Le graphiste de formation apporte une autre pierre à l’édifice familial. Passé par l’apprentissage du tracteur, de la ruche et des champs durant ses vacances scolaires sur la propriété familiale, il a jeté son dévolu sur le travail du bois. Romain valorise ainsi le bois issu des forêts corréziennes sous l’œil exigeant et expérimenté d’Albert qui ne manque pas de mettre la main à la souche pour aider son petit-fils. À contre courant d’un territoire où le temps est consommé par la terre, il donne le sien pour apporter une autre vision, celle d’un terroir où l’on cultive depuis des générations le bon mais où le beau a aussi sa place.

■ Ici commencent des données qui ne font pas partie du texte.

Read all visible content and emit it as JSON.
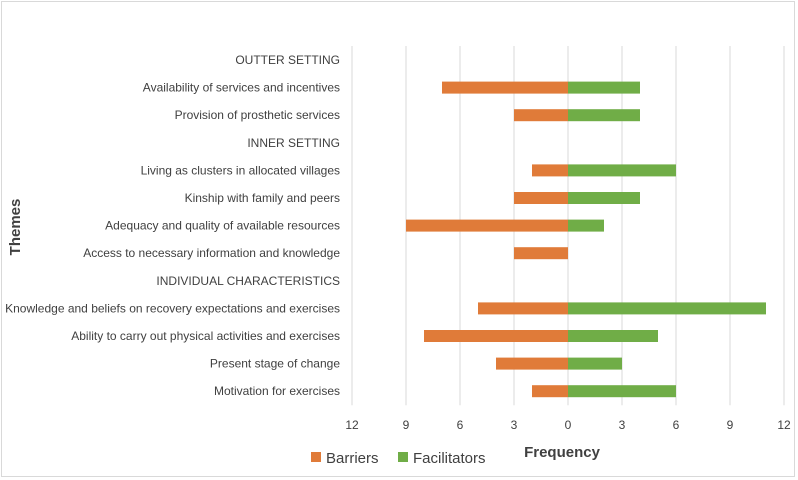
{
  "chart_data": {
    "type": "bar",
    "orientation": "horizontal",
    "layout": "diverging",
    "ylabel": "Themes",
    "xlabel": "Frequency",
    "xlim": [
      -12,
      12
    ],
    "x_ticks": [
      -12,
      -9,
      -6,
      -3,
      0,
      3,
      6,
      9,
      12
    ],
    "x_tick_labels": [
      "12",
      "9",
      "6",
      "3",
      "0",
      "3",
      "6",
      "9",
      "12"
    ],
    "grid": true,
    "legend_position": "bottom-left",
    "categories": [
      "OUTTER SETTING",
      "Availability of services and incentives",
      "Provision of prosthetic services",
      "INNER SETTING",
      "Living as clusters in allocated villages",
      "Kinship with family and peers",
      "Adequacy and quality of available resources",
      "Access to necessary information and knowledge",
      "INDIVIDUAL CHARACTERISTICS",
      "Knowledge and beliefs on recovery expectations and exercises",
      "Ability to carry out physical activities and exercises",
      "Present stage of change",
      "Motivation for exercises"
    ],
    "series": [
      {
        "name": "Barriers",
        "color": "#e07b39",
        "direction": "left",
        "values": [
          null,
          7,
          3,
          null,
          2,
          3,
          9,
          3,
          null,
          5,
          8,
          4,
          2
        ]
      },
      {
        "name": "Facilitators",
        "color": "#70ad47",
        "direction": "right",
        "values": [
          null,
          4,
          4,
          null,
          6,
          4,
          2,
          0,
          null,
          11,
          5,
          3,
          6
        ]
      }
    ]
  }
}
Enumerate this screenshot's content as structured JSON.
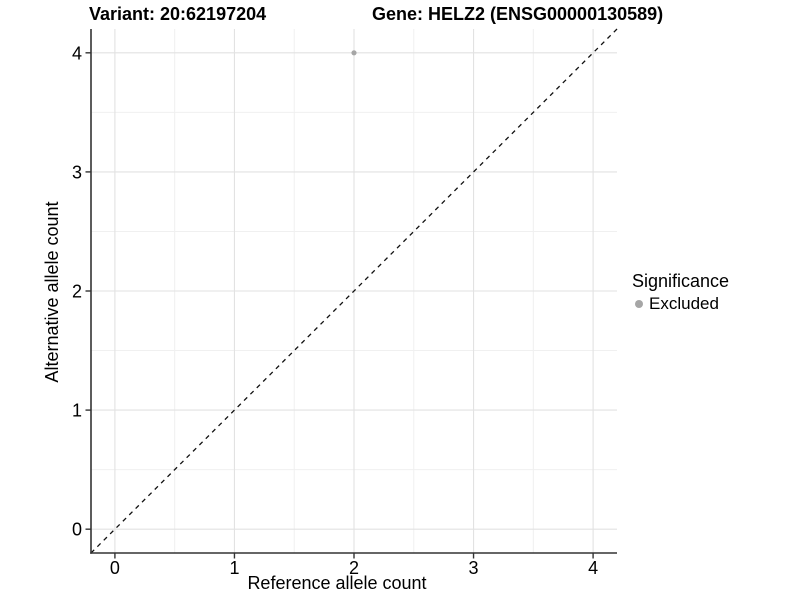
{
  "header": {
    "variant_title": "Variant: 20:62197204",
    "gene_title": "Gene: HELZ2 (ENSG00000130589)"
  },
  "axes": {
    "x_label": "Reference allele count",
    "y_label": "Alternative allele count"
  },
  "legend": {
    "title": "Significance",
    "items": [
      {
        "label": "Excluded",
        "color": "#a6a6a6"
      }
    ]
  },
  "chart_data": {
    "type": "scatter",
    "title_left": "Variant: 20:62197204",
    "title_right": "Gene: HELZ2 (ENSG00000130589)",
    "xlabel": "Reference allele count",
    "ylabel": "Alternative allele count",
    "xlim": [
      -0.2,
      4.2
    ],
    "ylim": [
      -0.2,
      4.2
    ],
    "x_ticks": [
      0,
      1,
      2,
      3,
      4
    ],
    "y_ticks": [
      0,
      1,
      2,
      3,
      4
    ],
    "x_minor_ticks": [
      0.5,
      1.5,
      2.5,
      3.5
    ],
    "y_minor_ticks": [
      0.5,
      1.5,
      2.5,
      3.5
    ],
    "grid": "major+minor",
    "legend_position": "right",
    "legend_title": "Significance",
    "series": [
      {
        "name": "Excluded",
        "color": "#a6a6a6",
        "points": [
          {
            "x": 2,
            "y": 4
          }
        ]
      }
    ],
    "reference_line": {
      "type": "identity",
      "equation": "y = x",
      "style": "dashed",
      "color": "#111111"
    },
    "colors": {
      "background": "#ffffff",
      "grid_major": "#e2e2e2",
      "grid_minor": "#f0f0f0",
      "axis_line": "#333333",
      "tick": "#333333",
      "text": "#000000"
    }
  }
}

Enfin, passons la troisième et dernière de cette boîte à trois vitesses corrézienne, celle qui nous emmène plus vite, plus loin : l’inépuisable Paulette. Si Albert est un pilier familial, Paulette en est bien le ciment. Retraitée d’une carrière d’institutrice, elle en a gardé ce goût pour la transmission, l’éducation mais aussi le partage et la préservation des lieux, des histoires et de la cuisine régionale !
Son festival du pain, aux 20 éditions, durant lequel elle rallumait tous les fours à pain de la région pour réhabiliter un savoir-faire ancestral et redynamiser les villages aux alentours. Mais aussi son livre d’histoire des savoir-faire culinaires et des histoires régionales qui est une vraie mine d’or d’anecdotes et de culture : saviez-vous que le plateau de Millevaches doit son nom à ses petits ruisseaux et non aux bovins qui l’habitent ?
Issue d’une famille rurale modeste, Paulette puise cette soif d’apprendre et de transmettre dans son histoire personnelle qui l’a profondément marquée, elle qui a failli arrêter les études en cm2. Mais elle n’est pas pour autant déconnectée des projets agricoles et techniques, bien au contraire ! Elle a même des avis assez tranchés sur le sujet : « Cultiver du blé noir ? Mais le blé noir on ne s’en sert plus, même les poules n’en veulent plus donc il faut le vendre aux bretons. » ou encore sur le jardin de ses voisins : « Le voisin a planté un bananier, si c’est pas un signe que ça se réchauffe ! ».
La Corrèze, cette terre qui a vu naître Jacques Chirac, Albert ou Paulette est finalement à l’image de notre couple princier de Rilhac-Treignac : fière de ses traditions et avec une inlassable envie de partage, de vie et de transmission.